Tried my hand at reflowing for the first time with an XM-L2 U2 emitter on a 16mm board. Not sure if I did it right, but it seems to work fine so I guess it’s good enough. (I put a 60w soldering iron point up in a vise, then used long-nosed pliers with cloth tape wrapped around the tips to hold the star while I held its bottom to the iron. I was waiting for the soldering paste to turn silver. That didn’t happen, but it did get hard and the emitter seems secure and hasn’t fallen off yet)
I put the new star into my modded SK58 zoomie with 2.8 amp driver on IMR 14500 and then placed it side-by-side with a different modded SK58 with the same driver that still had the older XM-L U2 emitter. At full zoom, I was able to see a clear picture of each die. My observations:
1. The stock XM-L emitter has the customary square die shape with 3 cut-outs for the wires. Visible dark lines in a series of stacked rectangles cover the top of the emitter.
2. The XM-L2 emitter’s surface looks different. When powered up there are 2 cutouts at the side for the wires. There is no third wire, however there was a slightly darker patch roughly corresponding to where the middle wire is on the XM-L. The top of the XM-L2 die has no visible lines at all.
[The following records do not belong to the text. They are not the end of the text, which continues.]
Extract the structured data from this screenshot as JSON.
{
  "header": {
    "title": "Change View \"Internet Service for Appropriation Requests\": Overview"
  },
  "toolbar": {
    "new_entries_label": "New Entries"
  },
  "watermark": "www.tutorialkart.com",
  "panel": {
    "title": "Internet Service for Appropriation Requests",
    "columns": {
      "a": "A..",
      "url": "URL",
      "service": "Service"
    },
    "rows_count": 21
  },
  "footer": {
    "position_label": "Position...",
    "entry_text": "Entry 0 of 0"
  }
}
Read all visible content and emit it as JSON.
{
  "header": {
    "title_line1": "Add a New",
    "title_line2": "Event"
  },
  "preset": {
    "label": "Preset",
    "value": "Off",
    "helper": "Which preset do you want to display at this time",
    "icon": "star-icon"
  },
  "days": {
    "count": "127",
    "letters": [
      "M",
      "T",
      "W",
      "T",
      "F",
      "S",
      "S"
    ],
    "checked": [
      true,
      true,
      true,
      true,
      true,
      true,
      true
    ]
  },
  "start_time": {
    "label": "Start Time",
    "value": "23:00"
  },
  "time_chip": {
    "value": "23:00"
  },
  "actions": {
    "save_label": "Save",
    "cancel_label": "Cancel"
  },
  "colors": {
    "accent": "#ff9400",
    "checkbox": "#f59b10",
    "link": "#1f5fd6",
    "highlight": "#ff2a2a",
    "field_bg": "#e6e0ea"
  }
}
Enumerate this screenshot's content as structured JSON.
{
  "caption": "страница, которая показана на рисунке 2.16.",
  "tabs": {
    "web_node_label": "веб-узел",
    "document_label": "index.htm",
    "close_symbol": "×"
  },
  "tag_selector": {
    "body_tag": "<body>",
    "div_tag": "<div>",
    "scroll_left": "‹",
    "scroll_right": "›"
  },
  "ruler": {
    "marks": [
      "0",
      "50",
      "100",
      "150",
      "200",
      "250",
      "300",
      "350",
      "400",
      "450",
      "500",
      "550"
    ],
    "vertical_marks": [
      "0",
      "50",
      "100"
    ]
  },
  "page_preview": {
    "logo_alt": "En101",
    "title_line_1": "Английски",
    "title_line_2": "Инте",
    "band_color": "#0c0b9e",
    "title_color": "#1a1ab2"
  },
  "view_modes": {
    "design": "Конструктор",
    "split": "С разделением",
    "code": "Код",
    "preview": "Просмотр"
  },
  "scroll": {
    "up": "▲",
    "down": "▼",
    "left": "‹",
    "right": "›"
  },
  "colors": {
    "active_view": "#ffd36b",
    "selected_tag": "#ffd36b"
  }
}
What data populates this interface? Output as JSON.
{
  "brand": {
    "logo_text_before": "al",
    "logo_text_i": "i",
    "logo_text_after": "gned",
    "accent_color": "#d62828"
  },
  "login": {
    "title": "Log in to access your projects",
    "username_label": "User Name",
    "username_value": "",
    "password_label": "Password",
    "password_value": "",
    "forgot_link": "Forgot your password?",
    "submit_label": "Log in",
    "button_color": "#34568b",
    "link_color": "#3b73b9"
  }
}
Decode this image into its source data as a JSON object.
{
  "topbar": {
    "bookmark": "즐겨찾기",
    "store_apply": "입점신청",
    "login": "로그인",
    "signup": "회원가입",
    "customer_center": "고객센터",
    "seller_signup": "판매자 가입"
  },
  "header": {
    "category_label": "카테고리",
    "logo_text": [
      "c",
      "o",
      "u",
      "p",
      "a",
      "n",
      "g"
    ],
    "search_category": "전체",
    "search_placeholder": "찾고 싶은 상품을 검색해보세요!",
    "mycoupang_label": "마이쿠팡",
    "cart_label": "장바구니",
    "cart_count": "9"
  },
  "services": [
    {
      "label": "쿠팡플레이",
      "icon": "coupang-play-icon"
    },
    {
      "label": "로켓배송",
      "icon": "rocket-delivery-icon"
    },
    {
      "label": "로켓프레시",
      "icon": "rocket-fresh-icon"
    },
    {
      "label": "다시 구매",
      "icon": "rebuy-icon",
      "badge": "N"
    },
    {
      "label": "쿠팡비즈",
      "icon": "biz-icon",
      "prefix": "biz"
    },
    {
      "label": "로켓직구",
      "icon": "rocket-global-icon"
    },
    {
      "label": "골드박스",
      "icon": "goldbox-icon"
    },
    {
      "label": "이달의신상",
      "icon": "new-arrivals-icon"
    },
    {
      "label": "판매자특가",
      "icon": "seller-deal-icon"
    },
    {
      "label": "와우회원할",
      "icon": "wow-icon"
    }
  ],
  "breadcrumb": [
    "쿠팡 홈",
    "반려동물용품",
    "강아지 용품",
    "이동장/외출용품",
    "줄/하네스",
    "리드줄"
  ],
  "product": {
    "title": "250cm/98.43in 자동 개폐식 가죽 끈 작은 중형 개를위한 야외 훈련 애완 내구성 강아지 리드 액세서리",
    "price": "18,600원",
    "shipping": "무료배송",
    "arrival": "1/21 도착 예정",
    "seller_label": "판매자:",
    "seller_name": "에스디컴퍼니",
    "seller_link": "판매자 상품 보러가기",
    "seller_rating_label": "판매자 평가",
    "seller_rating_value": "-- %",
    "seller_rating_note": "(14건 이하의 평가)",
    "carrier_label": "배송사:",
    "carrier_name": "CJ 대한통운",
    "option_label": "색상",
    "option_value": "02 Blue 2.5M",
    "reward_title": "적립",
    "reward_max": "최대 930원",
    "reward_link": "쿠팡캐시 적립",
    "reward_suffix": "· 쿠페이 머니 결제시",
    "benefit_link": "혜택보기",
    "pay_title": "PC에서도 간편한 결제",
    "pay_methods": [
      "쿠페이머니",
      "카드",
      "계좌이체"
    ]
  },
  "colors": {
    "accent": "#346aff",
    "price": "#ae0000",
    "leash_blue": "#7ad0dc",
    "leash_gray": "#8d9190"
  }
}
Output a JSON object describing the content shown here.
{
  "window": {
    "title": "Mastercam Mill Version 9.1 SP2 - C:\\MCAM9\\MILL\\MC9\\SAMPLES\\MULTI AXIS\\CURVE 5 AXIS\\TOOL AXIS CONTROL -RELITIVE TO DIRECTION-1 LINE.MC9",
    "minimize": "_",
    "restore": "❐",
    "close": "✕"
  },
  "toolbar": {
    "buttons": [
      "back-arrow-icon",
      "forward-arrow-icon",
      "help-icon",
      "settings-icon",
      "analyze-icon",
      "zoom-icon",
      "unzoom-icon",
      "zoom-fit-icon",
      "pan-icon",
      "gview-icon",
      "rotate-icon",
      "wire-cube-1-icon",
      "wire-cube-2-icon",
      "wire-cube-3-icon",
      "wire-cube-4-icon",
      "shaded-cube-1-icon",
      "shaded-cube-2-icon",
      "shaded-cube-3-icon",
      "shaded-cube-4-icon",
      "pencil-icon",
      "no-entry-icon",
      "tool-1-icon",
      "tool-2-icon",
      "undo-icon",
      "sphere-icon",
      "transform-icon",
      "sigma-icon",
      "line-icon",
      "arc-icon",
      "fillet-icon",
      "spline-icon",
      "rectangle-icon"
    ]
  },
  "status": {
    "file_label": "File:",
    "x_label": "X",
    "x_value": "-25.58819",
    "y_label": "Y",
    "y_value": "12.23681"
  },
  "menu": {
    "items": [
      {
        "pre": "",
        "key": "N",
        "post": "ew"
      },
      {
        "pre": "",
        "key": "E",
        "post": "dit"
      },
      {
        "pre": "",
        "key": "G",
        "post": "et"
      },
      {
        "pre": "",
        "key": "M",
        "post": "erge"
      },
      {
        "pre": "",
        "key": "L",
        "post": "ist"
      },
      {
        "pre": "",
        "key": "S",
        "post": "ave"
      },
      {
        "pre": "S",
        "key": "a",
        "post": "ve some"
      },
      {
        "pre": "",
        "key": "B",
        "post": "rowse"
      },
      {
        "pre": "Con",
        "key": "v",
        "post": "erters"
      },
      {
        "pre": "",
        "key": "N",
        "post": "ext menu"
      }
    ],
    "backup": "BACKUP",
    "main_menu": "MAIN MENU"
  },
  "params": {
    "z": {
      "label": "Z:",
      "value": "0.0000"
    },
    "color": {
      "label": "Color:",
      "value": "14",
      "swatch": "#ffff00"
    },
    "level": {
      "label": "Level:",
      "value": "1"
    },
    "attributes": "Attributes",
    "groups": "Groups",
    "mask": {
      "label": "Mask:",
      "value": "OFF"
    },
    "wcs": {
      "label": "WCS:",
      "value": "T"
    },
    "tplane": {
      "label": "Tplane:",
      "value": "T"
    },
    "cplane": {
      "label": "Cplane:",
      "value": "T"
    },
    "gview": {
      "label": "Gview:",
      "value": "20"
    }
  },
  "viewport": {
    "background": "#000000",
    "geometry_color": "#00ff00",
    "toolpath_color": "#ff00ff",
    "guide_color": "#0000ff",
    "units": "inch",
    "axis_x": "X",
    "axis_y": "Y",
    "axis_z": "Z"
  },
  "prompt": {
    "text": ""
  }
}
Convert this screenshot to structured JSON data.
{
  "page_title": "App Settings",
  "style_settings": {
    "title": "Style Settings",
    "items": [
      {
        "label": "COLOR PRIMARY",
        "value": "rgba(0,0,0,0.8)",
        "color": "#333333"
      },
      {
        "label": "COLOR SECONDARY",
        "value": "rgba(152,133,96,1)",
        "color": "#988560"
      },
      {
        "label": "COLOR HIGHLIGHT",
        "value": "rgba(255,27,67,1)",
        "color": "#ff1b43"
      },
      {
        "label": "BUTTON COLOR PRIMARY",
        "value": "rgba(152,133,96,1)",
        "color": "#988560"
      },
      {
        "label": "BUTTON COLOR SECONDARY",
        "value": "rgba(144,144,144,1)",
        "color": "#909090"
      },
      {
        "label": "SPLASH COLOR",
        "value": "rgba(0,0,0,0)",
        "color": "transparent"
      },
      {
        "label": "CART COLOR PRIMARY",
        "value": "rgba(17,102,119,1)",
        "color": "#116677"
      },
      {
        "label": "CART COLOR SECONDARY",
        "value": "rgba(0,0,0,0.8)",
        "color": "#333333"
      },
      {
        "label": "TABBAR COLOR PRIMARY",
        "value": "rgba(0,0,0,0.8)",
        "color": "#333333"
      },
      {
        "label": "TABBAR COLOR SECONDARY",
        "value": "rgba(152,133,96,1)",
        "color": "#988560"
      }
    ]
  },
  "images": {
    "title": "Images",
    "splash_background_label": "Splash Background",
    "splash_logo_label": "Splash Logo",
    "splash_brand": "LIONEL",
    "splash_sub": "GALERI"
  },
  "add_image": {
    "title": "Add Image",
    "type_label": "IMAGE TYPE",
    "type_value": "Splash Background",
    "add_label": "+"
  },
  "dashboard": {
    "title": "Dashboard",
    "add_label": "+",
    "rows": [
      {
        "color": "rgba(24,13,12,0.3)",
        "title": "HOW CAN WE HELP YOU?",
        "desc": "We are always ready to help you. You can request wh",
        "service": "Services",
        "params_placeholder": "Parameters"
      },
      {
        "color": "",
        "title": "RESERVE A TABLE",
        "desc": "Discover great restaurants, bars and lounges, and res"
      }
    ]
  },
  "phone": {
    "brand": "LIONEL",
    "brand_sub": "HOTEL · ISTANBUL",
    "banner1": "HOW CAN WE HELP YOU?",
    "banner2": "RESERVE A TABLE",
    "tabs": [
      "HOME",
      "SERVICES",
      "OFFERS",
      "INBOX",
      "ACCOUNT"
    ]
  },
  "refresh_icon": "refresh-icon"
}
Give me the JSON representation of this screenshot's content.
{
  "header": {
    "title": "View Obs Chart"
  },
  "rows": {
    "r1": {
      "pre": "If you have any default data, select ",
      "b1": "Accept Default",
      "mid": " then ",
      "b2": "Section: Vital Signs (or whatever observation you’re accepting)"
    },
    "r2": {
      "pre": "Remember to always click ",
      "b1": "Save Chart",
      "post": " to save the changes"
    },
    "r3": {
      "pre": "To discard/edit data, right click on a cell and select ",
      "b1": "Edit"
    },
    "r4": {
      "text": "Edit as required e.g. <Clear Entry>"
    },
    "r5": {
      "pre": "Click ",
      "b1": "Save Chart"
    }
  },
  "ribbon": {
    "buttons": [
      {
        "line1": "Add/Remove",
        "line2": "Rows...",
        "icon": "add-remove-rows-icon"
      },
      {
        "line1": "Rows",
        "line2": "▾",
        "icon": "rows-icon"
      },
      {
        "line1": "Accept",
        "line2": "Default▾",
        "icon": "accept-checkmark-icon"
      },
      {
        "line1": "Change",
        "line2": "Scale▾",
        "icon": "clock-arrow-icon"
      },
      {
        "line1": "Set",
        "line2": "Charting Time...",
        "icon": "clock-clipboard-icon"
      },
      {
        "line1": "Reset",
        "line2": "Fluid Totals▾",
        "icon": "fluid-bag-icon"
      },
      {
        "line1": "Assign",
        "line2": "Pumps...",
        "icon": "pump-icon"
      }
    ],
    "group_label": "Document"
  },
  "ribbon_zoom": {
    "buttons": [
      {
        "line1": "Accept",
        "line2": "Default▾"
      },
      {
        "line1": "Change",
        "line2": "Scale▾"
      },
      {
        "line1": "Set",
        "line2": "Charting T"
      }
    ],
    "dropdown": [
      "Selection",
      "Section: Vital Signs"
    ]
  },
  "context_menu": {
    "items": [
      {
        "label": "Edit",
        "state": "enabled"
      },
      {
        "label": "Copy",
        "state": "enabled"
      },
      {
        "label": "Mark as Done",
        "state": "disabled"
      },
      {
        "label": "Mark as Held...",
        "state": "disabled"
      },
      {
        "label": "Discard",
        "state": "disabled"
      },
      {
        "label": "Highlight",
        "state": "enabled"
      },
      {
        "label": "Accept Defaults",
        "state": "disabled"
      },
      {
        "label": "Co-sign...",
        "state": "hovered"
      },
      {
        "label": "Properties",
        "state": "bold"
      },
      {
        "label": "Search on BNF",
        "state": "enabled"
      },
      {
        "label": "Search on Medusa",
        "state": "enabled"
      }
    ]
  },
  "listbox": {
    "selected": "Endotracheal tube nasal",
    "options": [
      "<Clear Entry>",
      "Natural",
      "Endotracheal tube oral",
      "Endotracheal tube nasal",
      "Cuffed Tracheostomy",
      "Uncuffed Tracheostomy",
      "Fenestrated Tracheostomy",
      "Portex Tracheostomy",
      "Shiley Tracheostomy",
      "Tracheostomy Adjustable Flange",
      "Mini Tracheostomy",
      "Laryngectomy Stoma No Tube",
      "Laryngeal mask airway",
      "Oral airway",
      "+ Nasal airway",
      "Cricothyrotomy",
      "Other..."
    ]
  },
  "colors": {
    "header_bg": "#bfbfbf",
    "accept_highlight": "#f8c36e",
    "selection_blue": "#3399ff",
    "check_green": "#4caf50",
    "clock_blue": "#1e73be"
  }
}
However, there is a grid of very small dark dots not present on the XM-L. These dark dots are much smaller than the lines on the XM-L.
3. The light output from the XM-L2 is remarkably uniform across the entire surface of the die. Much less variance than the XM-L.
4. Very unscientific, But looking at the die images side-by-side, it did seem to me that the XM-L2 really does look around 20% brighter.